A propósito da reforma do sistema de acolhimento de crianças e jovens em perigo: quatro breves notas

Foi este o "discurso do Ministro da Solidariedade, Emprego e Segurança Social na cerimónia (com pompa e circunstância) de tomada de posse das duas comissões que vão rever o sistema de acolhimento de crianças e jovens em risco e a lei da adoção", no passado dia 5 deste mês de Fevereiro...
1.Uma leitura fina do discurso do senhor ministro não pode deixar de preocupar quem (e são muitos - pessoas e entidades, as mais diversas - e há muito tempo) pensa e age (alguns militantemente) e escreva "em favor da promoção e protecção dos direitos das crianças e dos jovens"; e esta preocupação faz todo o sentido e é legítima.
2.Faz todo o sentido e é legítima por três principais ordens de razões: a primeira porque não é aceitável que, nem uma vez sequer durante todo o discurso, se aborde a necessidade de criar, em Portugal, uma entidade independente para a promoção e a defesa dos direitos das crianças e jovens em Portugal, à semelhança do que acontece em muitos países (e regiões autónomas) da União Europeia (aqui aqui e aqui, por exemplo)..., e realce-se que, também no discurso, não há uma referência directa ao Provedor de Justiça de Portugal, a quem por lei estão cometidas funções de promoção e defesa  dos direitos das crianças e dos jovens; a segunda porque alguns erros conceptuais deveriam ter sido evitados; erros que revelam (no mínimo) pouco rigor na aproximação à qualidade e ao bem estar das crianças e dos jovens mais vulneráveis, a título de exemplo: o que existe é um sistema de acolhimento de crianças e jovens em perigo e não existe uma comissão nacional de protecção de crianças e jovens em perigo; a terceira porque (dada a existência de um vasto acervo de dados sobre o (sofrível) funcionamento das comissões de protecção de crianças e jovens) teria sido possível alargar em qualidade os três parágrafos específicos (um deles com erro de sintaxe) que se referem às CPCJ (comissões de protecção de crianças e jovens).
3.Acresce... Mas será que os senhores assessores do senhor ministro, nunca ouviram falar na Convenção dos Direitos da Criança?
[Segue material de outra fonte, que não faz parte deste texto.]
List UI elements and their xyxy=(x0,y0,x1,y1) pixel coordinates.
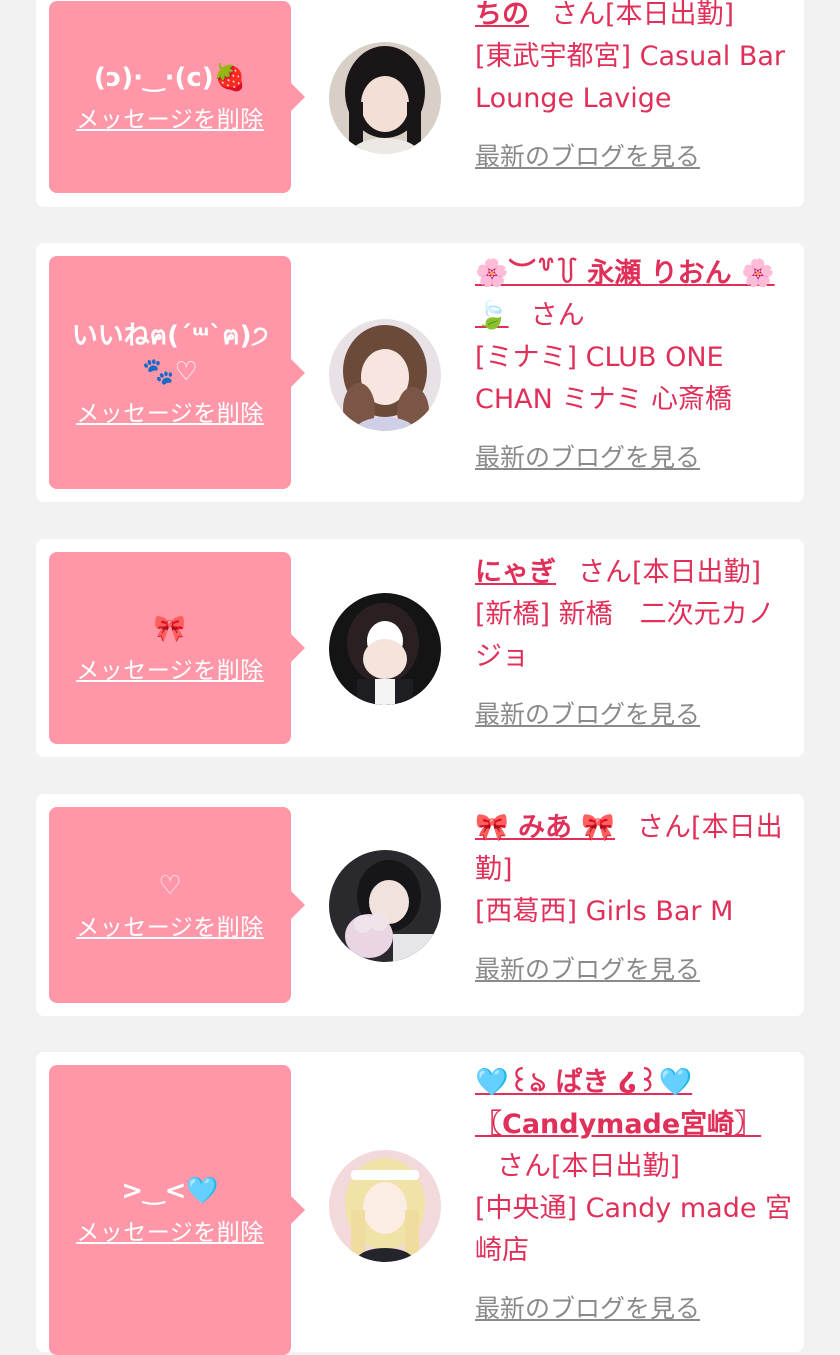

Se sim, então não sabem que nos termos da Convenção o termo Criança engloba crianças e jovens até aos 18 anos de idade (até aos 21 anos em casos excepcionais)..., e não sabem que a promoção e a protecção dos direitos não tem a ver com o alargamento da escolaridade obrigatória? (Como entender que se afirme "tradicionalmente tínhamos grupos que não estavam na esfera da protecção das crianças de crianças e jovens em risco"? Quais?!). Também não sabem que a expressão consensualizada (por demais discutida e divulgada) se diz "o superior interesse da criança" e não "o supremo interesse da criança"? E será que ainda pensam que a promoção e protecção das crianças e jovens em risco e em perigo, é primeira responsabilidade do sistema de justiça, será que ainda pensam? E não teria sido possível ter incluído no discurso uma referência explícita às crianças e aos jovens em acolhimento? Será que não são as crianças e os jovens e as suas famílias a razão de ser do sistema de acolhimento, será que não? 
4.Finalmente, torna-se um pouco difícil descortinar a força deste tipo de incentivos: "Queremos que Portugal seja um exemplo!" e "Queremos que Portugal esteja na vanguarda desta temática"... A propósito: quando é que, em Portugal, há coragem para discutir um tema como este? Aguardemos, serenamente, "as ideias e projetos resultantes do consenso gerado e da vontade desenhada"... Para ver e para crer, como São Tomé!